Burada da istavroz çıkaran kadın, berber, istasyon şefi gibi yan
karakterler, aynı anlatısal işlevi görürler. Başka bir önemleri yoktur. Diğer bir
deyişle berber bar sahibiyle, istavroz çıkaran kadın elinde bastonla yürüyen
yaşlı bir adamla yer değiştirebilir. Ama işlev aynı kalacaktır. Drama üstadı
Hitchcock’un Notorius (Aşktan da Üstün) filminde, buna benzer bir teknik
kullanılır. Filmin hemen başında, bir mahkeme önünde bekleşen ‘gazetecileri’
görürüz. Gazetecilerin
‘orada’ olması anlatı açısından işlevseldir ama
mantıkdışı bir konumları da olmadığı için, göze batmazlar; zira her önemli
duruşmada, gazeteciler de doğal olarak orada bulunurlar. Önce bunlardan
bir tanesi, gizlice kapalı olan duruşma salonunun kapısını aralar. Böylece
‘yargılanmakta’ olan kişiyi yargıca doğru ve arkası dönük olarak görürüz.

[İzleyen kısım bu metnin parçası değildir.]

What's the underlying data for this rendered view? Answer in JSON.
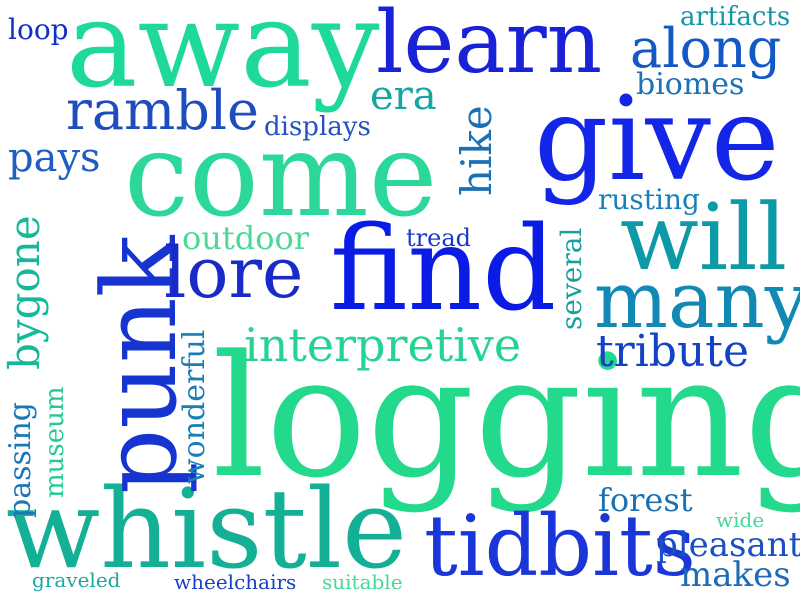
{
  "words": [
    {
      "id": "logging",
      "text": "logging",
      "color": "#22d98c"
    },
    {
      "id": "whistle",
      "text": "whistle",
      "color": "#13b095"
    },
    {
      "id": "away",
      "text": "away",
      "color": "#1fd99a"
    },
    {
      "id": "come",
      "text": "come",
      "color": "#2bd89a"
    },
    {
      "id": "find",
      "text": "find",
      "color": "#0a1be6"
    },
    {
      "id": "give",
      "text": "give",
      "color": "#1325e6"
    },
    {
      "id": "learn",
      "text": "learn",
      "color": "#1a22d8"
    },
    {
      "id": "punk",
      "text": "punk",
      "color": "#1534d0"
    },
    {
      "id": "tidbits",
      "text": "tidbits",
      "color": "#1a36d8"
    },
    {
      "id": "will",
      "text": "will",
      "color": "#0c9aa6"
    },
    {
      "id": "many",
      "text": "many",
      "color": "#1289b5"
    },
    {
      "id": "lore",
      "text": "lore",
      "color": "#1a2ac9"
    },
    {
      "id": "along",
      "text": "along",
      "color": "#1259c6"
    },
    {
      "id": "ramble",
      "text": "ramble",
      "color": "#1e4dbf"
    },
    {
      "id": "interpretive",
      "text": "interpretive",
      "color": "#25d393"
    },
    {
      "id": "tribute",
      "text": "tribute",
      "color": "#1442c6"
    },
    {
      "id": "pleasant",
      "text": "pleasant",
      "color": "#1c4fc4"
    },
    {
      "id": "makes",
      "text": "makes",
      "color": "#1d6bb5"
    },
    {
      "id": "bygone",
      "text": "bygone",
      "color": "#16b89a"
    },
    {
      "id": "pays",
      "text": "pays",
      "color": "#1e5ec2"
    },
    {
      "id": "hike",
      "text": "hike",
      "color": "#1970b5"
    },
    {
      "id": "outdoor",
      "text": "outdoor",
      "color": "#4dd89a"
    },
    {
      "id": "era",
      "text": "era",
      "color": "#16a5a0"
    },
    {
      "id": "biomes",
      "text": "biomes",
      "color": "#1a72b8"
    },
    {
      "id": "artifacts",
      "text": "artifacts",
      "color": "#1596a6"
    },
    {
      "id": "loop",
      "text": "loop",
      "color": "#1230c6"
    },
    {
      "id": "displays",
      "text": "displays",
      "color": "#2452c2"
    },
    {
      "id": "rusting",
      "text": "rusting",
      "color": "#1880b8"
    },
    {
      "id": "tread",
      "text": "tread",
      "color": "#1a38c8"
    },
    {
      "id": "several",
      "text": "several",
      "color": "#16a09f"
    },
    {
      "id": "forest",
      "text": "forest",
      "color": "#1971b5"
    },
    {
      "id": "wide",
      "text": "wide",
      "color": "#44d89a"
    },
    {
      "id": "wonderful",
      "text": "wonderful",
      "color": "#1980b5"
    },
    {
      "id": "museum",
      "text": "museum",
      "color": "#26c994"
    },
    {
      "id": "passing",
      "text": "passing",
      "color": "#1a78b8"
    },
    {
      "id": "graveled",
      "text": "graveled",
      "color": "#1ba7a0"
    },
    {
      "id": "wheelchairs",
      "text": "wheelchairs",
      "color": "#1a3ec6"
    },
    {
      "id": "suitable",
      "text": "suitable",
      "color": "#44d89a"
    }
  ]
}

Yargıç adamı suçlu bulur ve cezayı açıklar. Sonra mahkeme salonu hızla
boşaltılmaya başlar. Bu sırada gazeteciler salondan çıkan genç bir kadının
çevresini sarıverirler ve ona, “Bayan Huberman, babanızın Alman ajanı olarak
suçlanıp mahkum olmasını nasıl karşılıyorsunuz?” diye sorarlar. Böylece
‘gazetecilere’ yüklediği anlatısal işlev sayesinde yönetmen, çok kısa bir sahne
düzenlemesi içinde seyirciye aynı zamanda
‘mahkemenin’ ne hakkında
olduğunu anlatma; filmin ana karakteri olan Alicia Huberman’ı tanıtma ve
onun mahkemede yargılanan adam ile ‘ilişkisini’ bildirme imkanına kavuşur.

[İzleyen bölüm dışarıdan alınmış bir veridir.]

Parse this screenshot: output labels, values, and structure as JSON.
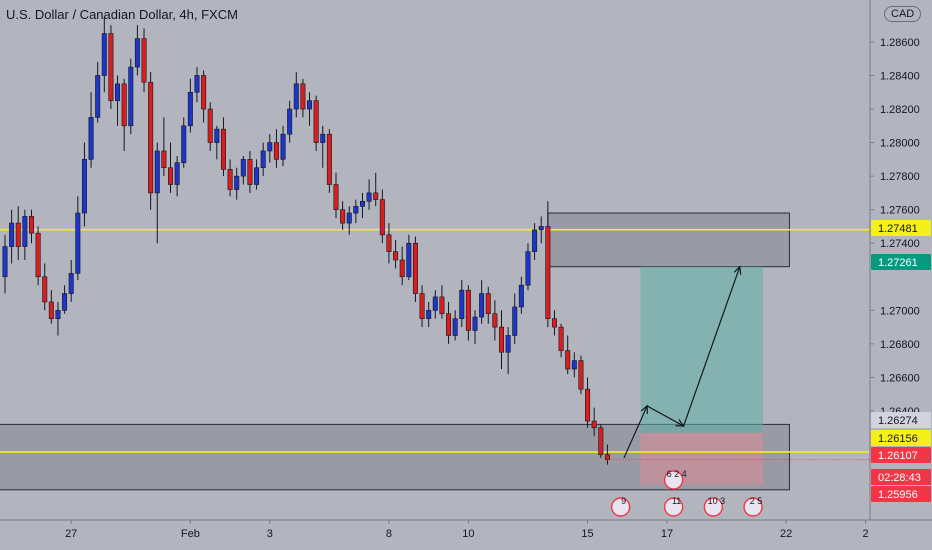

O halde serim bölümü, anlatıcının gizlenme etkinliğinin mecburi
sonucudur. Anlatıcı ancak serim bölümünü ustalıkla kullanır ve anlatı içinde
yitmeyi becerebilirse, dramanın ‘dolayımları kaldırma’ esasını yerine getirmiş
olur. Bu sayede seyirci, kendisini olay örgüsünün gerçek bir gözlemcisi yerine
koyabilir ve anlatı düzeyinde ana karakterle şimdideşlik ilişkisine girebilir.
Tüm bunlar dramatik eserin başarı hanesine not edilecektir.